8th Governor of Goa
- In office 16 January 1998 – 18 April 1998
- Appointed by: President of India (then, K. R. Narayanan)
- President: K. R. Narayanan
- Prime Minister: I. K. Gujral
- Chief Minister: Pratapsingh Rane
- Preceded by: P. C. Alexander
- Succeeded by: J. F. R. Jacob

9th Principal Secretary to the Prime Minister of India
- In office 12 June 1996 – 30 June 1997
- Prime Minister: H. D. Devegowda
- Preceded by: Amar Nath Verma
- Succeeded by: N. N. Vohra

Chief Secretary of Karnataka
- In office December 1983 – October 1987
- Chief Minister: Ramakrishna Hegde

Personal details
- Born: Tumkur Ramaiah Satishchandran April 14, 1929 Madras Presidency, British India (now, Karnataka, India)
- Died: September 10, 2009 (aged 80) Bangalore, Karnataka, India
- Spouse: 1 (wife)
- Children: 2
- Awards: Padma Bhushan (2005)

= T. R. Satishchandran =

Indian civil servant (1929–2009)

Tumkur Ramaiah Satishchandran (14 April 1929 – 12 September 2009) was a Padma Bhushan–winning 1953 batch Indian Administrative Service officer of Karnataka cadre, who served as the Governor of Goa and also served as the 7th Principal Secretary to the Prime Minister of India, the Chief Secretary of Karnataka and Power Secretary of India.

== Education ==
Satishchandran had a graduate honours (BSc honours) degree in physics from Mysore University, a postgraduate diploma in electrical engineering from Indian Institute of Science, Bangalore, and a degree in social administration from the London School of Economics.

== Career ==

=== As an IAS officer ===
Satishchandran served in a number of important and key positions in the Government of Karnataka and the Government of India including Chief Secretary of Karnataka, Secretary (Industries), Director (Industries) and deputy commissioner and district magistrate of districts in the Karnataka government; and as the Union Power Secretary, a secretary in the Cabinet Secretariat, Advisor (Energy) in the Planning Commission, director of the National Institute of Community Development and as a director in the now-erstwhile Ministry of Community Development in the Indian government.

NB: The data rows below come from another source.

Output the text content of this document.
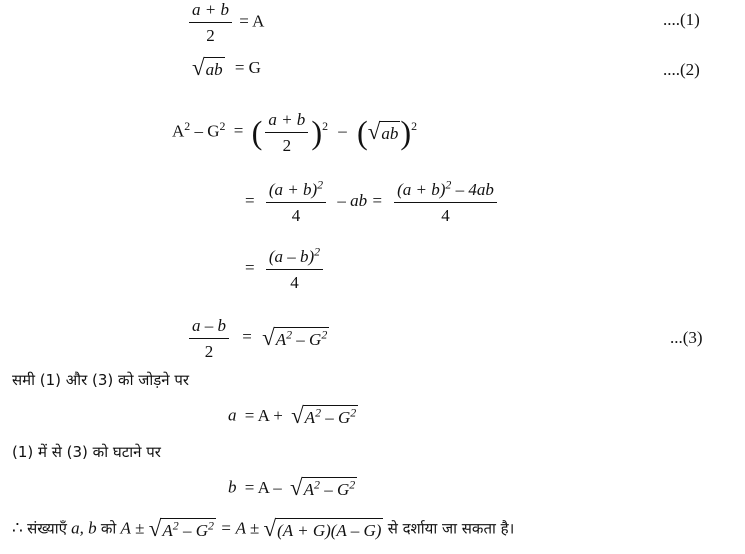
$\frac{a + b}{2} = A$	....(1)
√ ab = G	....(2)
$A^2 - G^2$ = ( $\frac{a + b}{2} )^2$ – ( √ ab )$^2$
= $\frac{(a + b)^2}{4}$ – ab = $\frac{(a + b)^2 - 4ab}{4}$
= $\frac{(a - b)^2}{4}$
$\frac{a - b}{2}$ = √ $A^2 - G^2$	...(3)
समी (1) और (3) को जोड़ने पर
a = A + √ $A^2 - G^2$
(1) में से (3) को घटाने पर
b = A – √ $A^2 - G^2$
∴ संख्याएँ a, b को A ± √ $A^2 - G^2 = A$ ± √ (A + G)(A – G) से दर्शाया जा सकता है।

==== Power Secretary of India ====
Satishchandran was appointed the Power Secretary of India by the Appointments Committee of the Cabinet (ACC); during his tenure as secretary in the now-erstwhile Ministry of Energy, Satishchandran was elected the president of World Energy Conference, a first for an Indian.

==== Chief Secretary of Karnataka ====
Satishchandran was appointed the Chief Secretary of Karnataka by the Chief Minister of Karnataka; he assumed the office of chief secretary in December 1983, and demitted it—whilst simultaneously retiring from service—in October 1987, after getting an extension of service from the Government of India of six months, following a request by the then-Karnataka chief minister, Ramakrishna Hegde, thus serving as the state's top bureaucrat for almost four years.

=== Post-IAS ===
After his retirement from the Indian Administrative Service, Satishchandran was appointed the director of Institute for Social and Economic Change; Satishchandran was later elevated to the position of the institute's chairperson.

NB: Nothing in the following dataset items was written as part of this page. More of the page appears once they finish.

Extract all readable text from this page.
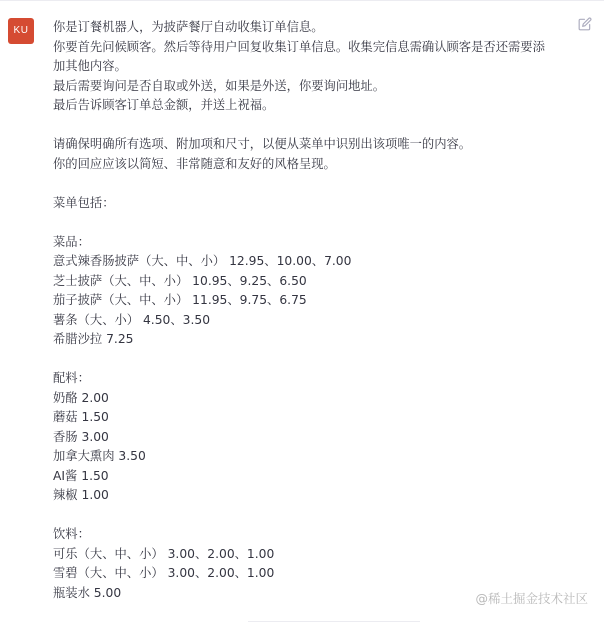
KU	你是订餐机器人，为披萨餐厅自动收集订单信息。
你要首先问候顾客。然后等待用户回复收集订单信息。收集完信息需确认顾客是否还需要添
加其他内容。
最后需要询问是否自取或外送，如果是外送，你要询问地址。
最后告诉顾客订单总金额，并送上祝福。
请确保明确所有选项、附加项和尺寸，以便从菜单中识别出该项唯一的内容。
你的回应应该以简短、非常随意和友好的风格呈现。
菜单包括：
菜品：
意式辣香肠披萨（大、中、小） 12.95、10.00、7.00
芝士披萨（大、中、小） 10.95、9.25、6.50
茄子披萨（大、中、小） 11.95、9.75、6.75
薯条（大、小） 4.50、3.50
希腊沙拉 7.25
配料：
奶酪 2.00
蘑菇 1.50
香肠 3.00
加拿大熏肉 3.50
AI酱 1.50
辣椒 1.00
饮料：
可乐（大、中、小） 3.00、2.00、1.00
雪碧（大、中、小） 3.00、2.00、1.00
瓶装水 5.00	@稀土掘金技术社区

==== Principal Secretary to the Prime Minister of India ====
Satishchandran was appointed by prime minister, H. D. Deve Gowda, through the Appointments Committee of the Cabinet (ACC), as his principal secretary; Satishchandran assumed the office of principal secretary in June 1996, and demitted it in June 1997.

==== Governor of Goa ====
Satishchandran was appointed the Governor of Goa by the President of India in January 1998, succeeding another former IAS officer P. C. Alexander; Satishchandran resigned from the position of the state of Goa's governor in April 1998, after a change in government.

== Death ==
Satishchandran died of an illness on 12 September 2009. On Satishchandran's death, former prime minister, H. D. Deve Gowda said, "I am deeply saddened and shocked to learn about the passing away of Mr Satish Chandran"; whereas the then-leader of opposition in Karnataka Legislative Council, V. S. Ugrappa said that the best way to pay tribute to a visionary such as Satishchandran was to follow the examples set by them. The council observed a minute's silence in the memory of Satishchandran and S. Rudrappa, a freedom fighter and former member of Karnataka legislative assembly, who also died in 2009.

== Honours ==
- Satishchandran was conferred the Padma Bhushan, India's third highest civilian honour, for civil service in 2005.